Las acusaciones y los hechos que se imputan o manejan pueden ser además ciertos o inciertos.
Si en el análisis de armas añadimos la práctica de la exageración, la tergiversación, o las verdades a medias, nos encontramos con el resultado de las mentiras que generan desinformación. Algo que también se produce entre los votantes latinos.
Los políticos, en términos generales no están realizando la tarea que el Supremo les suponía. Quedan en solitario los otros “centinelas” de los que hablaba la sentencia: los periodistas.
¿Cómo realiza la prensa esa labor de vigilancia frente a las mentiras?

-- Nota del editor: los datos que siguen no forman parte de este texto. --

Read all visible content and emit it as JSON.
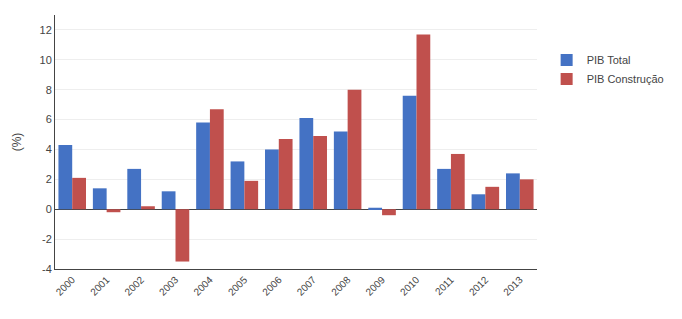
{
  "chart_data": {
    "type": "bar",
    "categories": [
      "2000",
      "2001",
      "2002",
      "2003",
      "2004",
      "2005",
      "2006",
      "2007",
      "2008",
      "2009",
      "2010",
      "2011",
      "2012",
      "2013"
    ],
    "series": [
      {
        "name": "PIB Total",
        "color": "#4472C4",
        "values": [
          4.3,
          1.4,
          2.7,
          1.2,
          5.8,
          3.2,
          4.0,
          6.1,
          5.2,
          0.1,
          7.6,
          2.7,
          1.0,
          2.4
        ]
      },
      {
        "name": "PIB Construção",
        "color": "#C0504D",
        "values": [
          2.1,
          -0.2,
          0.2,
          -3.5,
          6.7,
          1.9,
          4.7,
          4.9,
          8.0,
          -0.4,
          11.7,
          3.7,
          1.5,
          2.0
        ]
      }
    ],
    "ylabel": "(%)",
    "ylim": [
      -4,
      13
    ],
    "yticks": [
      -4,
      -2,
      0,
      2,
      4,
      6,
      8,
      10,
      12
    ],
    "grid": true,
    "legend": "right"
  }
}
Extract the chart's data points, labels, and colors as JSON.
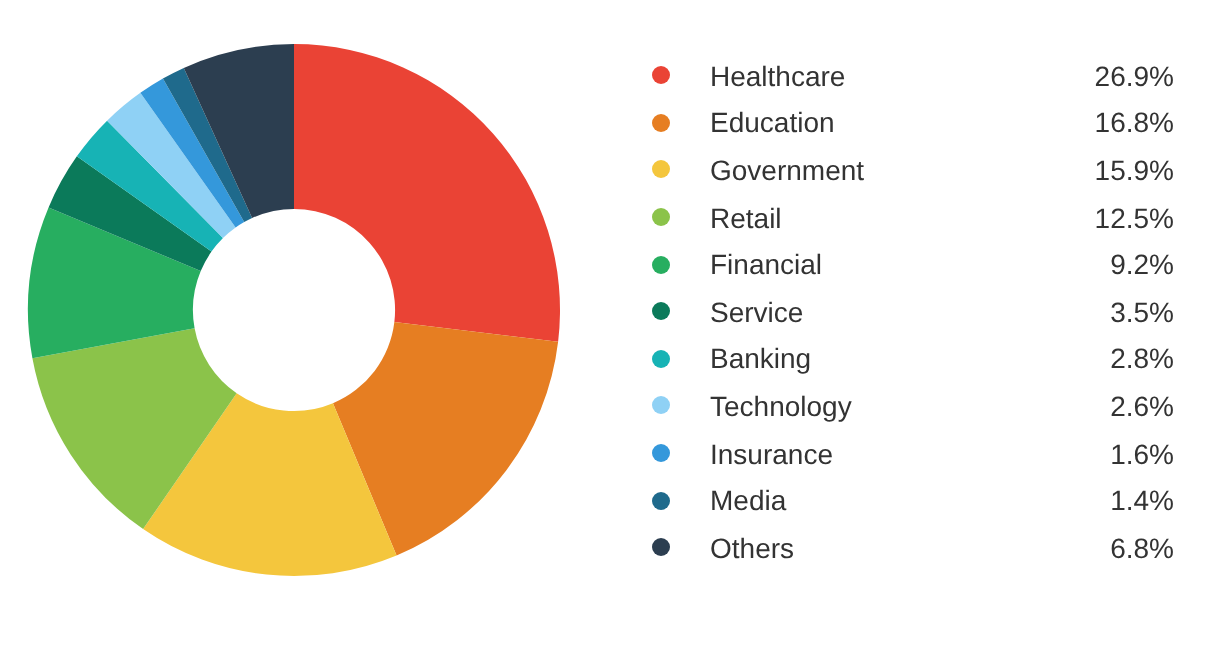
{
  "chart_data": {
    "type": "donut",
    "categories": [
      "Healthcare",
      "Education",
      "Government",
      "Retail",
      "Financial",
      "Service",
      "Banking",
      "Technology",
      "Insurance",
      "Media",
      "Others"
    ],
    "values": [
      26.9,
      16.8,
      15.9,
      12.5,
      9.2,
      3.5,
      2.8,
      2.6,
      1.6,
      1.4,
      6.8
    ],
    "colors": [
      "#ea4335",
      "#e67e22",
      "#f4c63d",
      "#8bc34a",
      "#27ae60",
      "#0b7a5a",
      "#17b3b5",
      "#8fd1f5",
      "#3498db",
      "#1f6a8c",
      "#2c3e50"
    ],
    "value_labels": [
      "26.9%",
      "16.8%",
      "15.9%",
      "12.5%",
      "9.2%",
      "3.5%",
      "2.8%",
      "2.6%",
      "1.6%",
      "1.4%",
      "6.8%"
    ],
    "legend": "right"
  }
}
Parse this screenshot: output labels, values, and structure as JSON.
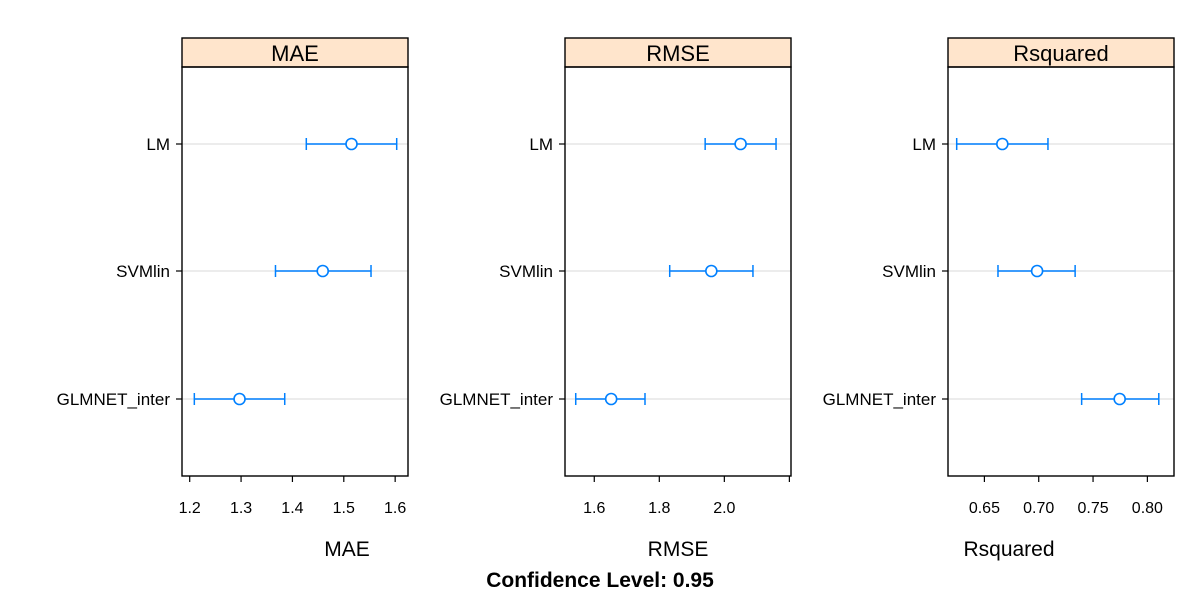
{
  "footer": "Confidence Level: 0.95",
  "colors": {
    "strip": "#ffe5cc",
    "marker": "#0080ff",
    "gridline": "#e6e6e6",
    "frame": "#000000"
  },
  "chart_data": [
    {
      "type": "dotplot-errorbar",
      "title": "MAE",
      "xlabel": "MAE",
      "xlim": [
        1.185,
        1.625
      ],
      "xticks": [
        1.2,
        1.3,
        1.4,
        1.5,
        1.6
      ],
      "tick_labels": [
        "1.2",
        "1.3",
        "1.4",
        "1.5",
        "1.6"
      ],
      "categories": [
        "LM",
        "SVMlin",
        "GLMNET_inter"
      ],
      "estimate": [
        1.515,
        1.459,
        1.297
      ],
      "lower": [
        1.427,
        1.367,
        1.209
      ],
      "upper": [
        1.603,
        1.553,
        1.385
      ]
    },
    {
      "type": "dotplot-errorbar",
      "title": "RMSE",
      "xlabel": "RMSE",
      "xlim": [
        1.51,
        2.205
      ],
      "xticks": [
        1.6,
        1.8,
        2.0,
        2.2
      ],
      "tick_labels": [
        "1.6",
        "1.8",
        "2.0",
        ""
      ],
      "categories": [
        "LM",
        "SVMlin",
        "GLMNET_inter"
      ],
      "estimate": [
        2.05,
        1.96,
        1.652
      ],
      "lower": [
        1.941,
        1.832,
        1.543
      ],
      "upper": [
        2.159,
        2.088,
        1.756
      ]
    },
    {
      "type": "dotplot-errorbar",
      "title": "Rsquared",
      "xlabel": "Rsquared",
      "xlim": [
        0.6165,
        0.8245
      ],
      "xticks": [
        0.65,
        0.7,
        0.75,
        0.8
      ],
      "tick_labels": [
        "0.65",
        "0.70",
        "0.75",
        "0.80"
      ],
      "categories": [
        "LM",
        "SVMlin",
        "GLMNET_inter"
      ],
      "estimate": [
        0.6665,
        0.6985,
        0.7745
      ],
      "lower": [
        0.6245,
        0.6625,
        0.7395
      ],
      "upper": [
        0.7085,
        0.7335,
        0.8105
      ]
    }
  ]
}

Parece ser que como puede y le dejan. Especialmente después de las duras campañas de descrédito a la que se ha visto sometida.
En estos momentos previos a las elecciones presidenciales, por ejemplo, los medios y profesionales legítimos y éticos revisan, cotejan, analizan y comparten la veracidad o no de lo que se dice por los políticos en la campaña. Pero estos mismos profesionales también se han visto atacados con la proliferación de sitios y plataformas alternativas manejadas por “aficionados” o que responden a “agendas ocultas” que no se someten ni a los filtros ni a los controles de calidad por los que los profesionales sí deben pasar y responder.
Sin embargo, gracias a Internet y redes sociales los desinformadores tienen una voz que en muchos casos adquiere una proyección mayor que la información verdaderamente legítima
Según una investigación de la revista Science, a través de las redes sociales la desinformación se propaga más rápidamente, y llega a más gente que las noticias reales.
Los verdaderos profesionales y medios están bajo códigos éticos y de responsabilidad hacia el público que deposita su confianza en ellos, no haciendo nada que pueda abusar de esta obligación. La verdad debe ser el objetivo final.
No se debería poder engañar consciente o inconscientemente al lector, espectador u oyente; como tampoco se debe hacer con los votantes. Hay que esforzarse por evitar cualquier compromiso de objetividad o imparcialidad.
“El Pueblo” tiene derecho a saber y “los medios” el derecho y la obligación de informar verazmente.
A los comunicadores corresponde utilizar esa libertad sabiamente y defender el derecho a expresar opiniones impopulares o, por el contrario, a estar de acuerdo con la mayoría, pero siempre desde los más altos estándares del desempeño de la comunicación de los hechos sin caer en la tentación de ser dirigidos por las especulaciones.
La libertad de prensa debe protegerse como un derecho inalienable de los ciudadanos de una sociedad libre. Según reciente encuesta de Pew Research Center también la mayoría de los norteamericanos lo entiende así. Demos gracias por ello.